Fig. 1. Refining the spectrum of CpG mutational signatures and their dependence on 5mC deamination.

Fig. 1

a Substitution profiles by trinucleotide sequence context (96-channel) of SBS reference mutational signatures characterized by a high frequency of CpG>NpG substitutions. The most frequent substitutions per signature are indicated. b Scatter plot of exposures to predominant CpG>NpG mutational signature found per tumor sample, as absolute exposure versus percent exposure contribution. The dashed line indicates the 30% contribution cutoff used to select SBS1 samples. AML, acute myeloid leukemia; BRCA, breast invasive carcinoma; SARC, sarcoma; UVM, uveal melanoma; GBM, glioblastoma multiforme; HHG, high-grade glioma; LYMP, lymphoid neoplasm; DLBC, diffuse large B-cell lymphoma; EAC, esophageal adenocarcinoma; STAD, stomach adenocarcinoma; BLCA, bladder urothelial carcinoma. c Distributions of cosine similarity increase for signature fitting with rare SBS96 compared to common signatures only, per tumor sample. MBD4def, MBD4-deficient (n = 20); MBD4wt, MBD4 wild-type (n = 9). The dashed line indicates the standard cutoff of FitMS in cosine similarity increase multistep mode. Boxes indicate the median, 25th and 75th percentiles. Whiskers extend to the largest or lowest value up to 1.5 times the distance between the 25th and 75th percentiles. d Scatter plot of DNA methylation percentages in CpG > TpG mutated sites versus all CpGs (global), per signature and cell lineage. Methylation was interrogated in data from normal human cell types. The dashed line indicates the absence of over- or under-representation of methylation in mutated CpGs. e Scatter plots of CpG > TpG mutation rates per CpG of different tumor types and signatures in 2 kb genomic windows grouped by their mean CpG methylation levels. Mutation rates were normalized by the highest value in each tumor type. The lines indicate data fitting with linear regression models or smoothed conditional means models. Two-sided Pearson correlation statistics are shown. Shaded areas represent the 95% confidence intervals. f Bar plots of CpG > TpG mutation rates per CpG in genic or intergenic regions (upper panel).

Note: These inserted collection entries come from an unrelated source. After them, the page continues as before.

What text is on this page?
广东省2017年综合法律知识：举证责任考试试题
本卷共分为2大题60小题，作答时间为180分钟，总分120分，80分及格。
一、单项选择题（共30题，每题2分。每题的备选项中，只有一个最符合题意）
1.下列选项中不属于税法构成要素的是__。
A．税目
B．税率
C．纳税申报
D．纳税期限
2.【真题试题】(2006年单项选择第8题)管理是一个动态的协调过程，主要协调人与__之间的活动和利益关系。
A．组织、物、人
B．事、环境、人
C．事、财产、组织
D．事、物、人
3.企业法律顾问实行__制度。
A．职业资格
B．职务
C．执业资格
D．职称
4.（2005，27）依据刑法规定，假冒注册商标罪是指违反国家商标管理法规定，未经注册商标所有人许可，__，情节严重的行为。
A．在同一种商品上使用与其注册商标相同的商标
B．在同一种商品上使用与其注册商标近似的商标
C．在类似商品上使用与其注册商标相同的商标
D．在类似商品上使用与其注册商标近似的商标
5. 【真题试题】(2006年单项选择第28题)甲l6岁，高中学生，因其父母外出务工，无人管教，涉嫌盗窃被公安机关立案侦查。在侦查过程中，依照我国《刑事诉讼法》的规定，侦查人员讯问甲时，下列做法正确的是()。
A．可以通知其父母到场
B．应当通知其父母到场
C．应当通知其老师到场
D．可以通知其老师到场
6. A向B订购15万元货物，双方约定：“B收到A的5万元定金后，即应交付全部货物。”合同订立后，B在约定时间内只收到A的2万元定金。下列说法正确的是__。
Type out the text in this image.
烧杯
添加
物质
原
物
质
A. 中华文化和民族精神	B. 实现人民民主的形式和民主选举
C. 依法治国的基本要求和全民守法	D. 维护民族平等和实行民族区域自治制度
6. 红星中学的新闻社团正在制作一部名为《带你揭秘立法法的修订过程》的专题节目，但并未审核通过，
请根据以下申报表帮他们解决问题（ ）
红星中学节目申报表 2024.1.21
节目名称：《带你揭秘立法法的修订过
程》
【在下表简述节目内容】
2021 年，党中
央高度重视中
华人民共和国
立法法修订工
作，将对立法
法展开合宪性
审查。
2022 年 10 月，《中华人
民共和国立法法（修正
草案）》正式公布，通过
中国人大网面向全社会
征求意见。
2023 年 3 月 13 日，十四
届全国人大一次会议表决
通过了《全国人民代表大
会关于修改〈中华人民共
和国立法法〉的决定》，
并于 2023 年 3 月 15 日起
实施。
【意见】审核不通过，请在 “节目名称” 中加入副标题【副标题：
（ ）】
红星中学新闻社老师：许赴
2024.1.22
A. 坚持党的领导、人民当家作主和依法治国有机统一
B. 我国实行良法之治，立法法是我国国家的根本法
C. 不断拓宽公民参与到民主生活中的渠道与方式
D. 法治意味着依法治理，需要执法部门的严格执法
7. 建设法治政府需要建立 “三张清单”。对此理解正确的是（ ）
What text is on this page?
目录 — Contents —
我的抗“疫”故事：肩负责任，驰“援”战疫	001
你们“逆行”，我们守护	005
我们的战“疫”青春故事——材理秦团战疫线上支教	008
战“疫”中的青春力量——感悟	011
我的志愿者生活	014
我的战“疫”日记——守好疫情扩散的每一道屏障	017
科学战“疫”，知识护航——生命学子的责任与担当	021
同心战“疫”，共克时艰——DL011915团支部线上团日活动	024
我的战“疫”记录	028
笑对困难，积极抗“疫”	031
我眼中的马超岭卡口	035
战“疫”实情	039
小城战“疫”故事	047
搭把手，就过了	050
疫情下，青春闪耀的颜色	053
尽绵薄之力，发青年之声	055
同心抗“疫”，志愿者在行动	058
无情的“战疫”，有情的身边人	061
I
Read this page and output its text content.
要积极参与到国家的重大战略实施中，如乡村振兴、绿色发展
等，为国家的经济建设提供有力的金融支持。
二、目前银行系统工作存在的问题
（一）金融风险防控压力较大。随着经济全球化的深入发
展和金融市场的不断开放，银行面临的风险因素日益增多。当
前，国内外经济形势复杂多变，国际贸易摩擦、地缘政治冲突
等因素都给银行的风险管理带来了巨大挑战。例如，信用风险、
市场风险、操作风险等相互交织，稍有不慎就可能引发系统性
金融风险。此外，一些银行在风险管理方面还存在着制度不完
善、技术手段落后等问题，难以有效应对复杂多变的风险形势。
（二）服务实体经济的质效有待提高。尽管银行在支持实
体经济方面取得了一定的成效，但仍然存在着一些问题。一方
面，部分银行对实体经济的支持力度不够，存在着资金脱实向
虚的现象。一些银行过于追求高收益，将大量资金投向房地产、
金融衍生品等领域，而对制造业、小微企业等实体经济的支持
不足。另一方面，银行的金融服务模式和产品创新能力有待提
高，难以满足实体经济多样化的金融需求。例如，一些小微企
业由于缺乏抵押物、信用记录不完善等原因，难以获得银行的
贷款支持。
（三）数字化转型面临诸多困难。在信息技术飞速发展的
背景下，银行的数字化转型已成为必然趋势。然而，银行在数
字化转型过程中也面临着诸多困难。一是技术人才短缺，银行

Transcriptional strand asymmetry of CpG > TpG mutations in genic regions (lower panel). Genes were grouped based on expression level quartiles. Asterisks mark a significant difference in contribution between transcribed and untranscribed strands (see “Methods”). The dashed line indicates the cutoff used to assign significance. Source data are provided as a Source Data file.